Be bold and send a group message to all your married/coupled friends and ask them to connect you with potential single men they know! I did this for a friend this past weekend and it worked like a charm.

She’s just moved to Australia and was keen to meet a single Australian guy, so I organised a ‘casual’ drink in the pub with her and a group of friends – including two single guys who I thought had potential – and it worked! She’s gone on two more dates with one of them in particular and he came personally vetted by me. Which can’t be said for the apps.

So ask everyone you know if they have a single friend who they think would be a good match for you. Divorce rates are skyrocketing right now, so more singles are coming onto the scene every day! Make one yours!

“What is it about a man being in charge that makes us women lose our minds? I PROMISE you – one night of lust is not worth the future torment and tears that will come,” Jana said

Dear Jana,

Ever since my friends had kids, I’ve bent over backwards to accommodate their needs – finding boring places to sleep with a stroller, politely putting up with the constant interruption of their kids while I tried to have adult conversations, booking boring family-friendly restaurants, and even offering to hire babysitters so they could enjoy a night out without having to worry about their kids. I’ve done all of this willingly, because I know how hard parenting can be.

But every time I ask for a little consideration in return—like when I suggested a more pet-friendly spot for my dog ​​at a recent get-together, or when I asked for a kid-free night out with just the adults—I’m ignored or rejected. Oh, and don’t get me started on how they constantly show up late to events, using their kids as an excuse. It’s like I’m invisible because I’ve chosen not to have kids. The lack of reciprocity is driving me crazy. I feel abandoned and unimportant, simply because I’ve chosen a life without kids. The lack of reciprocity is really starting to wear me down.

I love spending time with my friends and really try to include them, so I struggle with feelings of resentment. Am I being unreasonable for feeling this way, and how can I address this without them all turning on me?

Frustrated and overlooked

Oh frustrated and overlooked,

I hear you! I’ve had this problem many times too – and as much as I’d like to jump on the bandwagon and rant and rave about these “selfish” parents – I can’t.

You see, I had a come-to-Jesus moment recently that put me back in my place. It wasn’t long ago that I wrote an article saying that we all need to accept that there are friends who may be ahead of us in the old marriage/children’s race. And we need to wave them bon voyage to keep going, and then catch up with them on the other side. We can renew our friendships when they have the time and freedom to come back and have fun with us.

I thought it would be much smarter to hang out with our single buddies and give the parents among us some space. But something happened that I didn’t expect. I missed those friends terribly. My brother also had two little ones and it’s not like you can say to your family ‘bye, let’s catch up when they’re in high school’.

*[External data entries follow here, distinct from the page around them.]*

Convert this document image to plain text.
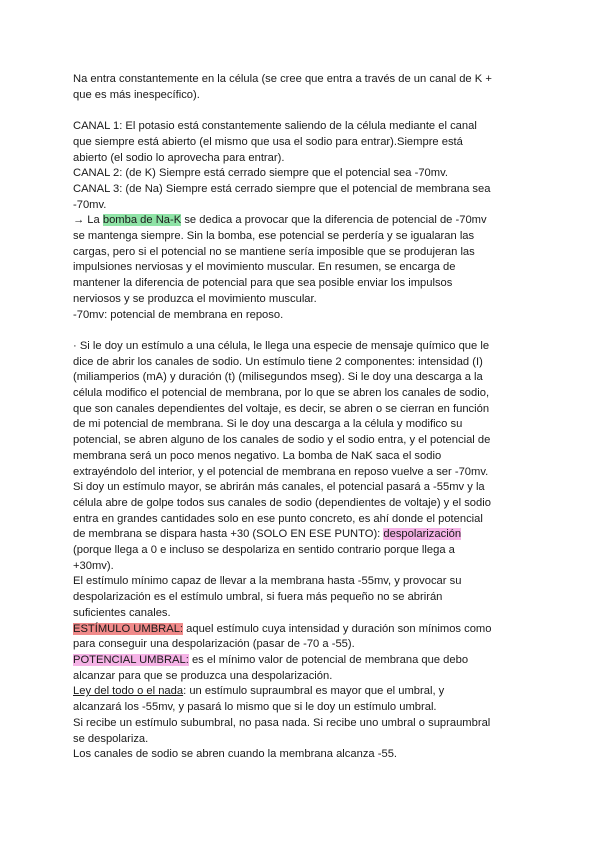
Na entra constantemente en la célula (se cree que entra a través de un canal de K +
que es más inespecífico).
CANAL 1: El potasio está constantemente saliendo de la célula mediante el canal
que siempre está abierto (el mismo que usa el sodio para entrar).Siempre está
abierto (el sodio lo aprovecha para entrar).
CANAL 2: (de K) Siempre está cerrado siempre que el potencial sea -70mv.
CANAL 3: (de Na) Siempre está cerrado siempre que el potencial de membrana sea
-70mv.
→ La bomba de Na-K se dedica a provocar que la diferencia de potencial de -70mv
se mantenga siempre. Sin la bomba, ese potencial se perdería y se igualaran las
cargas, pero si el potencial no se mantiene sería imposible que se produjeran las
impulsiones nerviosas y el movimiento muscular. En resumen, se encarga de
mantener la diferencia de potencial para que sea posible enviar los impulsos
nerviosos y se produzca el movimiento muscular.
-70mv: potencial de membrana en reposo.
· Si le doy un estímulo a una célula, le llega una especie de mensaje químico que le
dice de abrir los canales de sodio. Un estímulo tiene 2 componentes: intensidad (I)
(miliamperios (mA) y duración (t) (milisegundos mseg). Si le doy una descarga a la
célula modifico el potencial de membrana, por lo que se abren los canales de sodio,
que son canales dependientes del voltaje, es decir, se abren o se cierran en función
de mi potencial de membrana. Si le doy una descarga a la célula y modifico su
potencial, se abren alguno de los canales de sodio y el sodio entra, y el potencial de
membrana será un poco menos negativo. La bomba de NaK saca el sodio
extrayéndolo del interior, y el potencial de membrana en reposo vuelve a ser -70mv.
Si doy un estímulo mayor, se abrirán más canales, el potencial pasará a -55mv y la
célula abre de golpe todos sus canales de sodio (dependientes de voltaje) y el sodio
entra en grandes cantidades solo en ese punto concreto, es ahí donde el potencial
de membrana se dispara hasta +30 (SOLO EN ESE PUNTO): despolarización
(porque llega a 0 e incluso se despolariza en sentido contrario porque llega a
+30mv).
El estímulo mínimo capaz de llevar a la membrana hasta -55mv, y provocar su
despolarización es el estímulo umbral, si fuera más pequeño no se abrirán
suficientes canales.
ESTÍMULO UMBRAL: aquel estímulo cuya intensidad y duración son mínimos como
para conseguir una despolarización (pasar de -70 a -55).
POTENCIAL UMBRAL: es el mínimo valor de potencial de membrana que debo
alcanzar para que se produzca una despolarización.
Ley del todo o el nada: un estímulo supraumbral es mayor que el umbral, y
alcanzará los -55mv, y pasará lo mismo que si le doy un estímulo umbral.
Si recibe un estímulo subumbral, no pasa nada. Si recibe uno umbral o supraumbral
se despolariza.
Los canales de sodio se abren cuando la membrana alcanza -55.
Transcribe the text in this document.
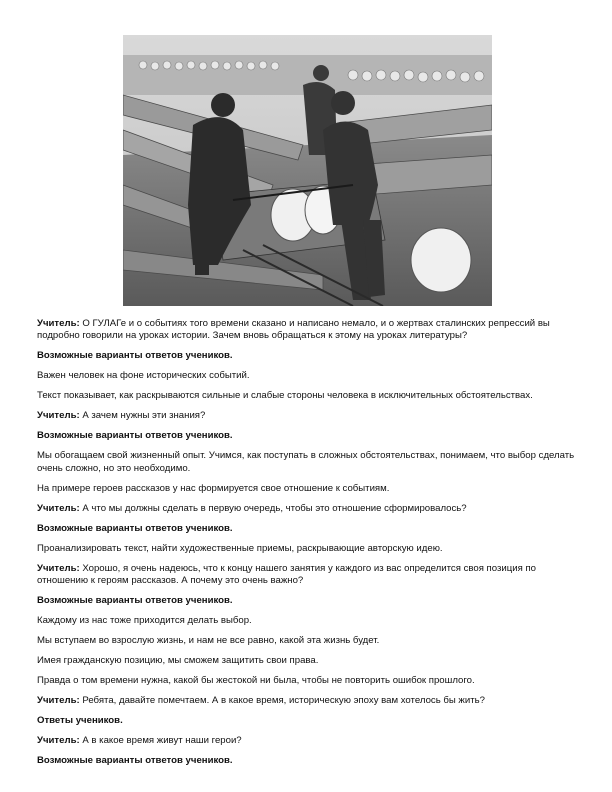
Учитель: О ГУЛАГе и о событиях того времени сказано и написано немало, и о жертвах сталинских репрессий вы подробно говорили на уроках истории. Зачем вновь обращаться к этому на уроках литературы?

Возможные варианты ответов учеников.

Важен человек на фоне исторических событий.

Текст показывает, как раскрываются сильные и слабые стороны человека в исключительных обстоятельствах.

Учитель: А зачем нужны эти знания?

Возможные варианты ответов учеников.

Мы обогащаем свой жизненный опыт. Учимся, как поступать в сложных обстоятельствах, понимаем, что выбор сделать очень сложно, но это необходимо.

На примере героев рассказов у нас формируется свое отношение к событиям.

Учитель: А что мы должны сделать в первую очередь, чтобы это отношение сформировалось?

Возможные варианты ответов учеников.

Проанализировать текст, найти художественные приемы, раскрывающие авторскую идею.

Учитель: Хорошо, я очень надеюсь, что к концу нашего занятия у каждого из вас определится своя позиция по отношению к героям рассказов. А почему это очень важно?

Возможные варианты ответов учеников.

Каждому из нас тоже приходится делать выбор.

Мы вступаем во взрослую жизнь, и нам не все равно, какой эта жизнь будет.

Имея гражданскую позицию, мы сможем защитить свои права.

Правда о том времени нужна, какой бы жестокой ни была, чтобы не повторить ошибок прошлого.

Учитель: Ребята, давайте помечтаем. А в какое время, историческую эпоху вам хотелось бы жить?

Ответы учеников.

Учитель: А в какое время живут наши герои?

Возможные варианты ответов учеников.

So yes, it really sucks that parents can get distracted by these energy-draining, sugar-addicted little monsters and sometimes forget that we deserve some of their full attention too. But have you ever tried babysitting?

I did it recently, and holy mother of God, it’s a wild ride! And as I drove home to a quiet apartment, a hot bath, and a big glass of wine, I thought to myself, these parents deserve a medal for doing this whole “raising kids” thing full-time.

So, I can’t believe I’m saying this, but give your friends a break. They’re not selfish, they’re responsible for minor acts of terror, and they’re probably overtired and overworked. So keep meeting them at kid-friendly outings and then go out for cocktails with your single friends. And guess what, maybe offer to babysit for them once in a while. That will reset your thinking. Trust me!